Today he let them do more livin’ than dyin’.  

McIlroy birdied the first and escaped with a par from the second, having brushed a few low-hanging leaves in punching a shot out of the rough. He made par on the third and then left an eagle putt on the par-five fourth all of one inch short of the hole, the crowd wreathing the green in a gasp of disbelief. 

It’s golf’s abiding frustration: how, in the face of all this Size, a few maddening inches still make all the difference. McIlroy went out in 33 but it could easily have been better, as he saw a birdie putt on nine loop around the hole and then spin painfully out. The most impressive putt of the front nine came on the par-four seventh. It played as the toughest hole on the course and McIlroy then made it tougher by spraying his tee shot out of bounds, taking a drop before rescuing par with a putt from just inside six feet. 

The 10th and 11th brought another pair of agonising near-misses. First he shaved the hole with what would have been an eagle chip-in from the back of the green, and then came just as close with a birdie putt from the fringe. 

But then he squared his crosshairs, birdieing 12 and 13. A couple of pars followed before he returned to the 16th, a hole on which he keeps on layering narrative. There’s a plaque on its fairway in his honour, memorialising his magical three-wood into the green on his way to victory on the final day in 2016. He couldn’t have tried to replicate it today even if he tried, as he broke his three-wood on the sixth tee. (He diplomatically described its damage resulting from a “flick” at the tee-marker.) 

At 16 he veered slightly left and into the semi-rough, from where a right-sided pin by the water proved dangerously tempting. The ball squirted out right, kicked off a jutting piece of rock on the green’s sloping face, and bounced into the water. 

He couldn’t bemoan bad luck for long. McIlroy took a drop from the fairway but didn’t adjust for a sudden breeze. But rather than drop straight into the water, it caught an inch of exposed rock and bounced up and onto the green. He missed a putt for par, took a bogey for which he briefly cursed himself before acknowledging it was an acceptable price. 

McIlroy said afterwards that the hole’s layout and his distance means it is uniquely built for “drama” (he eagled it yesterday), so goodness knows what’s to come tomorrow.
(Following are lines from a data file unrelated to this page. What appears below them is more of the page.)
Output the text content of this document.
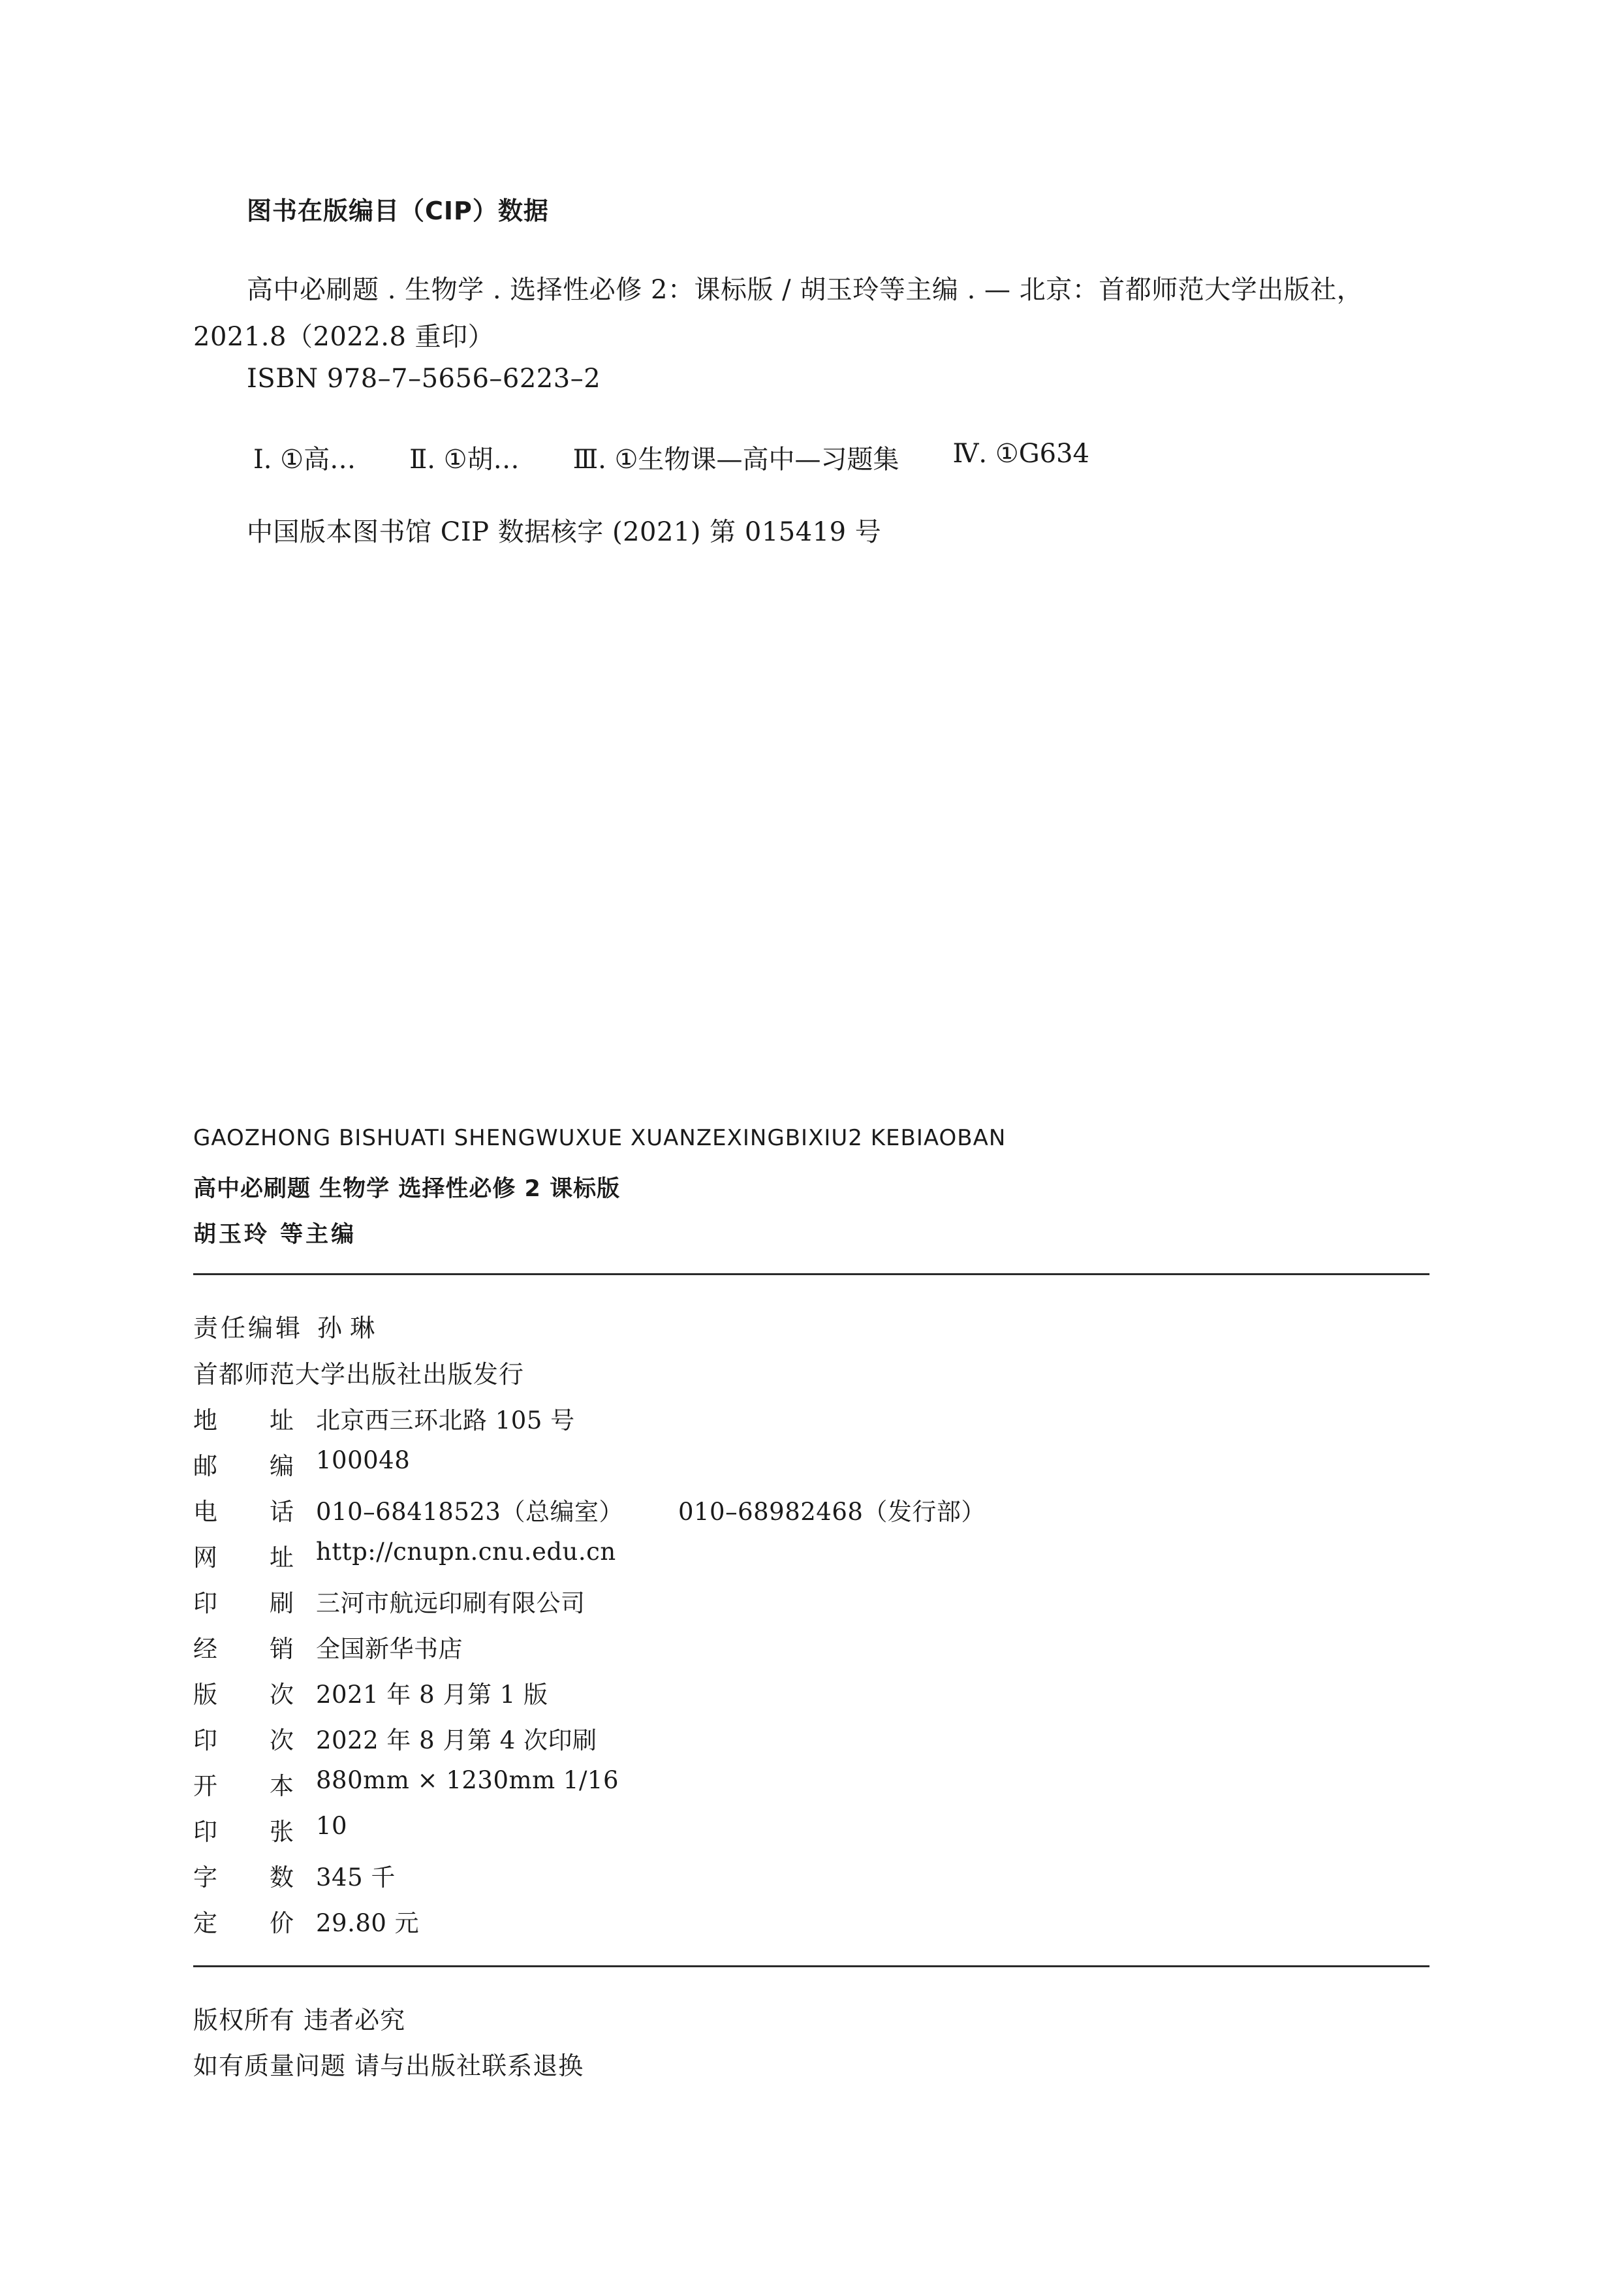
图书在版编目（CIP）数据
高中必刷题 . 生物学 . 选择性必修 2：课标版 / 胡玉玲等主编 . — 北京：首都师范大学出版社，
2021.8（2022.8 重印）
ISBN 978–7–5656–6223–2
Ⅰ. ①高… Ⅱ. ①胡… Ⅲ. ①生物课—高中—习题集 Ⅳ. ①G634
中国版本图书馆 CIP 数据核字 (2021) 第 015419 号
GAOZHONG BISHUATI SHENGWUXUE XUANZEXINGBIXIU2 KEBIAOBAN
高中必刷题 生物学 选择性必修 2 课标版
胡玉玲 等主编
责任编辑 孙 琳
首都师范大学出版社出版发行
地 址 北京西三环北路 105 号
邮 编 100048
电 话 010–68418523（总编室） 010–68982468（发行部）
网 址 http://cnupn.cnu.edu.cn
印 刷 三河市航远印刷有限公司
经 销 全国新华书店
版 次 2021 年 8 月第 1 版
印 次 2022 年 8 月第 4 次印刷
开 本 880mm × 1230mm 1/16
印 张 10
字 数 345 千
定 价 29.80 元
版权所有 违者必究
如有质量问题 请与出版社联系退换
Not everyone was rapt by it all: as McIlroy walked along the river bed to the 17th tee, he passed a man fly-fishing blithely, waist-deep in the Liffey. 

McIlroy instead cast a couple of closing spells. He instantly got his shot back by birdieing 17, and then blasted a monstrous, 346-yard down the final fairway to set up a closing birdie. 

He signed for a six-under 66, his best round of the week and one not bettered by anyone else in the field today. He left the course just one shot off the lead, though was too modest to admit his presence on the leaderboard will unsettle the other contenders. 

He wasn’t at his best, but McIlroy’s B-game is still utterly magnetic. 

“Everytime I get myself in contention, I don’t feel my absolute best to get into contention”, he said after his round. “Then whenever I am in contention I am playing against guys who are playing at their best. 

“I felt very solid today. I didn’t feel I did anything special.” 

It sure didn’t feel like that to the rest of us.